It was a typical morning in our home. My daughters were taking the day by storm. I was running late.
“Look at George, daddy! He’s right there,” said my six-year-old as I reached for my work bag and headed out the door, barely deciphering her last sentence.
George is the name of a cardinal. My girls named all the animals in the neighborhood. There’s George the cardinal, Spot the blue jay, Mrs. Whitetail the deer, Camo the rabbit, Dottie the squirrel, and Big Puffy the cat. I’ve seen them all except George. My daughter was determined to show him to me, and he was just perched on the bird feeder in front of our house. Except, I was too busy to notice.
Don’t judge me. I was late to a nine o’clock prayer meeting. You know, holy stuff.
As I approached the car, I realized I left my hoodie behind, an important piece of apparel when your office is routinely freezing. Reluctantly, I headed back inside to retrieve it, and walked into a conversation that led to an important parenting lesson.
“Mommy, he didn’t even listen,” my daughter said with tears in her eyes. “Why don’t you tell him how you feel,” my wife said while eying me with disapproval. My daughter shook her head and stopped talking. She was trying to hold back tears.
I blew it. I knew it instantly. Once again, I let my absent-mindedness and self-centeredness hurt someone I love dearly.
I could’ve beat myself up, believing I was the worst dad on the planet. I could’ve let lies wash over my mind, convincing me I’d never change. I could’ve even told my daughter to be mindful of my time, pretending I was the most important person in the room. But honestly, there’s no sense in hiding my flaws from my family. They know me better than anyone. I can’t hide.
I apologized. Thankfully, she offered forgiveness. I hugged my little girl and assured her that next time would be different. Like parents do.
I made it to the prayer meeting. I wasn’t late. I said some prayers that sounded holy. Everyone thought I was a great guy.

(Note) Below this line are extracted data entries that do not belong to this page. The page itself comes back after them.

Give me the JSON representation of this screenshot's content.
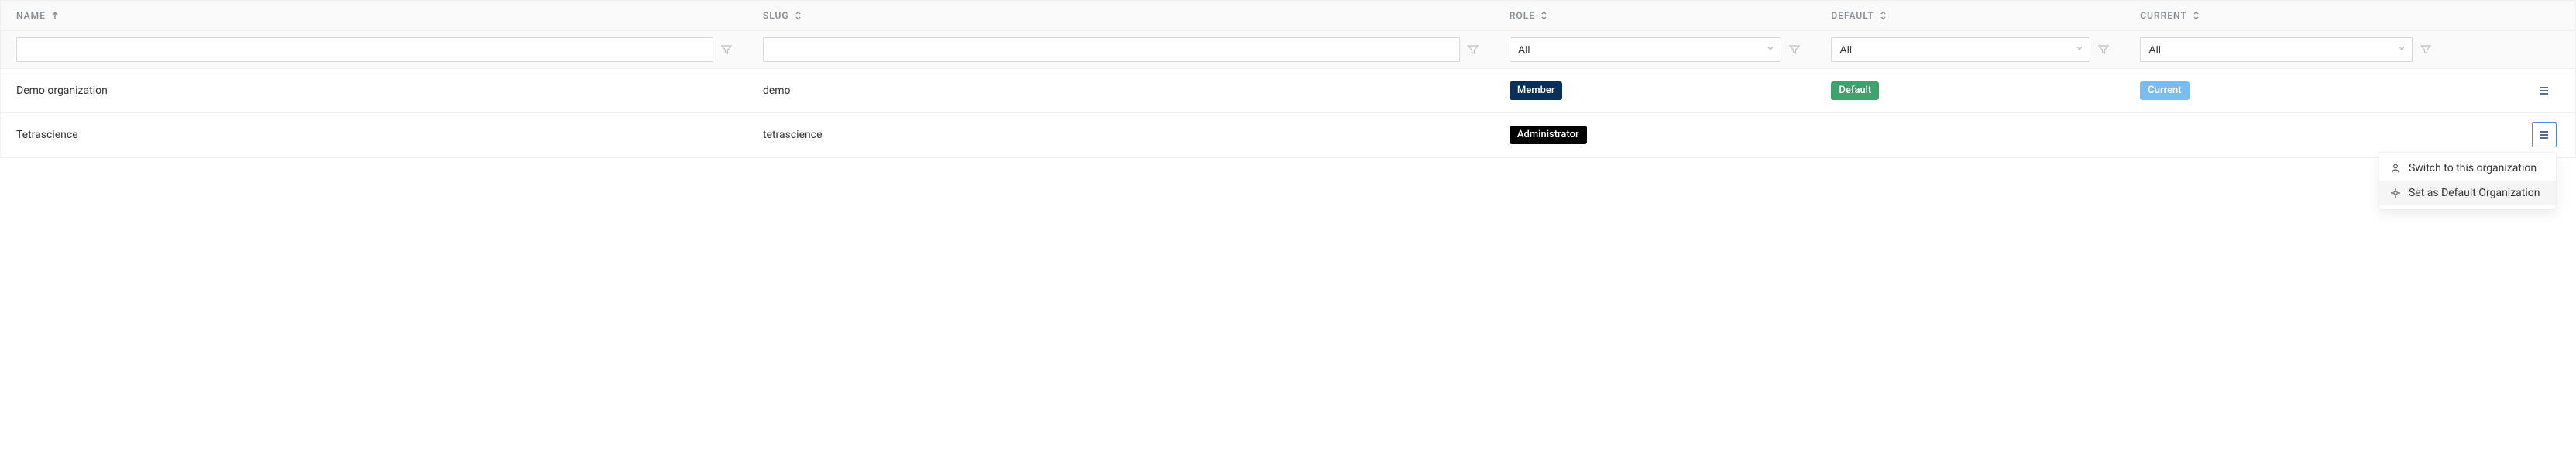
{
  "columns": {
    "name": {
      "label": "NAME",
      "sort": "asc"
    },
    "slug": {
      "label": "SLUG",
      "sort": "both"
    },
    "role": {
      "label": "ROLE",
      "sort": "both"
    },
    "default": {
      "label": "DEFAULT",
      "sort": "both"
    },
    "current": {
      "label": "CURRENT",
      "sort": "both"
    }
  },
  "filters": {
    "name_value": "",
    "slug_value": "",
    "role_select": "All",
    "default_select": "All",
    "current_select": "All"
  },
  "rows": [
    {
      "name": "Demo organization",
      "slug": "demo",
      "role": {
        "label": "Member",
        "variant": "member"
      },
      "default": {
        "label": "Default",
        "variant": "default"
      },
      "current": {
        "label": "Current",
        "variant": "current"
      },
      "menu_open": false
    },
    {
      "name": "Tetrascience",
      "slug": "tetrascience",
      "role": {
        "label": "Administrator",
        "variant": "admin"
      },
      "default": null,
      "current": null,
      "menu_open": true
    }
  ],
  "dropdown": {
    "items": [
      {
        "label": "Switch to this organization",
        "icon": "user"
      },
      {
        "label": "Set as Default Organization",
        "icon": "target",
        "highlight": true
      }
    ]
  }
}
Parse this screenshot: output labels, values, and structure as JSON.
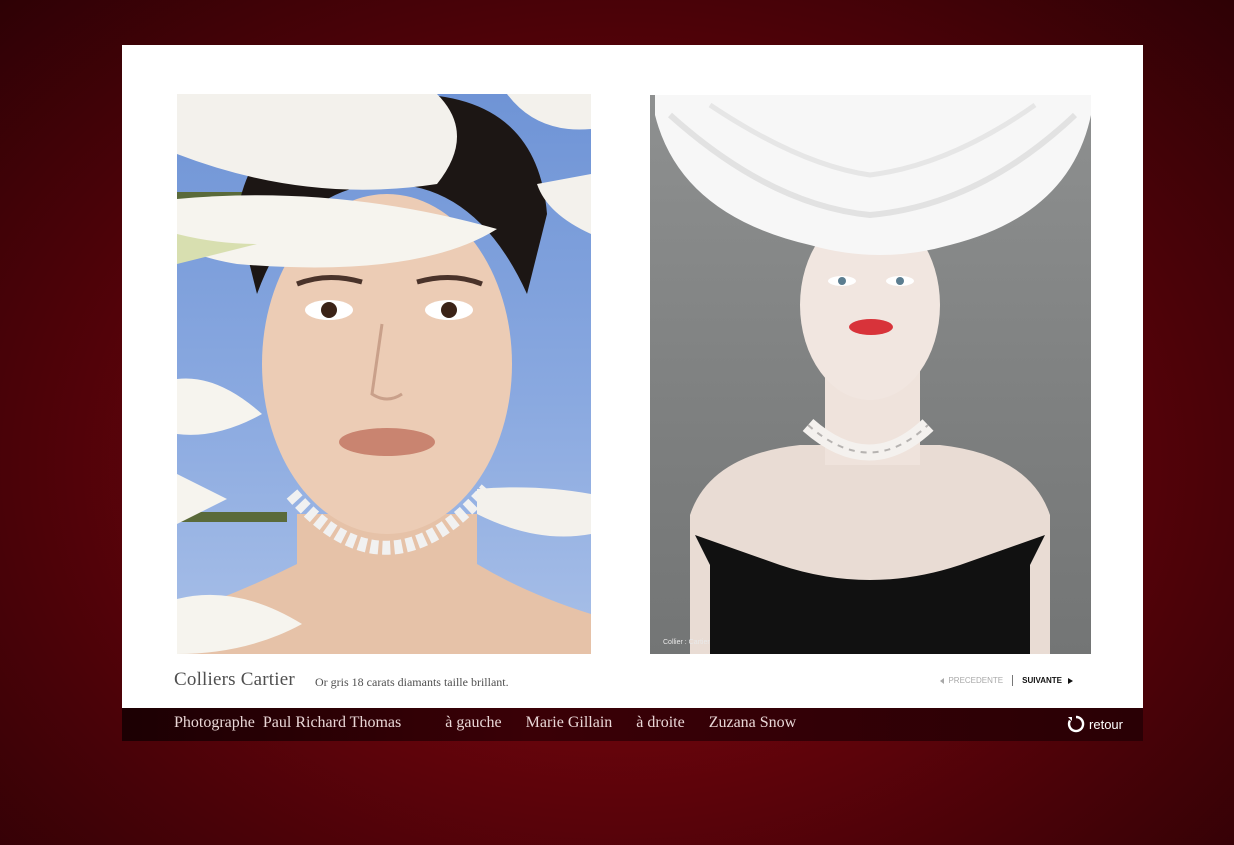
{
  "caption": {
    "title": "Colliers Cartier",
    "detail": "Or gris 18 carats diamants taille brillant."
  },
  "photos": {
    "right_credit": "Collier : Cartier"
  },
  "pager": {
    "previous": "PRECEDENTE",
    "next": "SUIVANTE"
  },
  "credits": {
    "photographer_label": "Photographe",
    "photographer_name": "Paul Richard Thomas",
    "left_label": "à  gauche",
    "left_name": "Marie Gillain",
    "right_label": "à droite",
    "right_name": "Zuzana Snow"
  },
  "nav": {
    "back": "retour"
  },
  "icons": {
    "previous": "arrow-left-icon",
    "next": "arrow-right-icon",
    "back": "reload-circle-icon"
  },
  "colors": {
    "background": "#6c040c",
    "panel": "#ffffff",
    "bar": "#2a0005"
  }
}
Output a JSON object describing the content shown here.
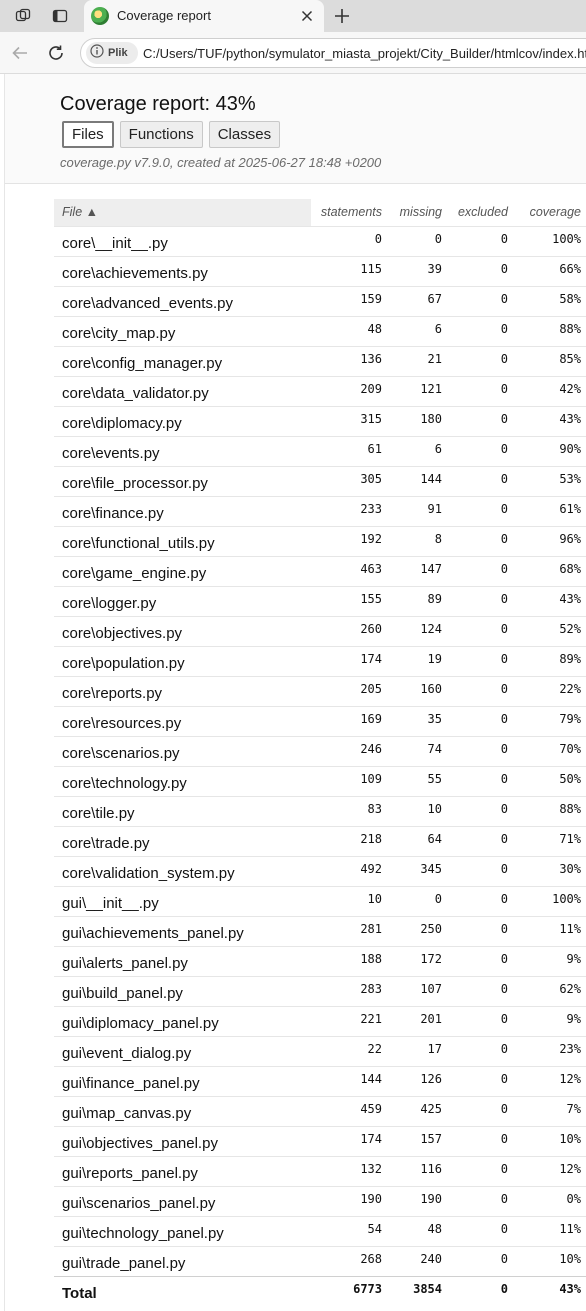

Later that day, while reflecting on the morning, I sensed God saying, “Get excited about the cardinal, so that you can get excited about the girl who’s excited about the cardinal.” They were words of correction, but also sweet in nature, not harsh. There was no trace of condemnation (Romans 8:1).
I learned a valuable lesson that day: prayer meetings are good, but being present to my children is better. I don’t want to miss great things because of things that pale by comparison.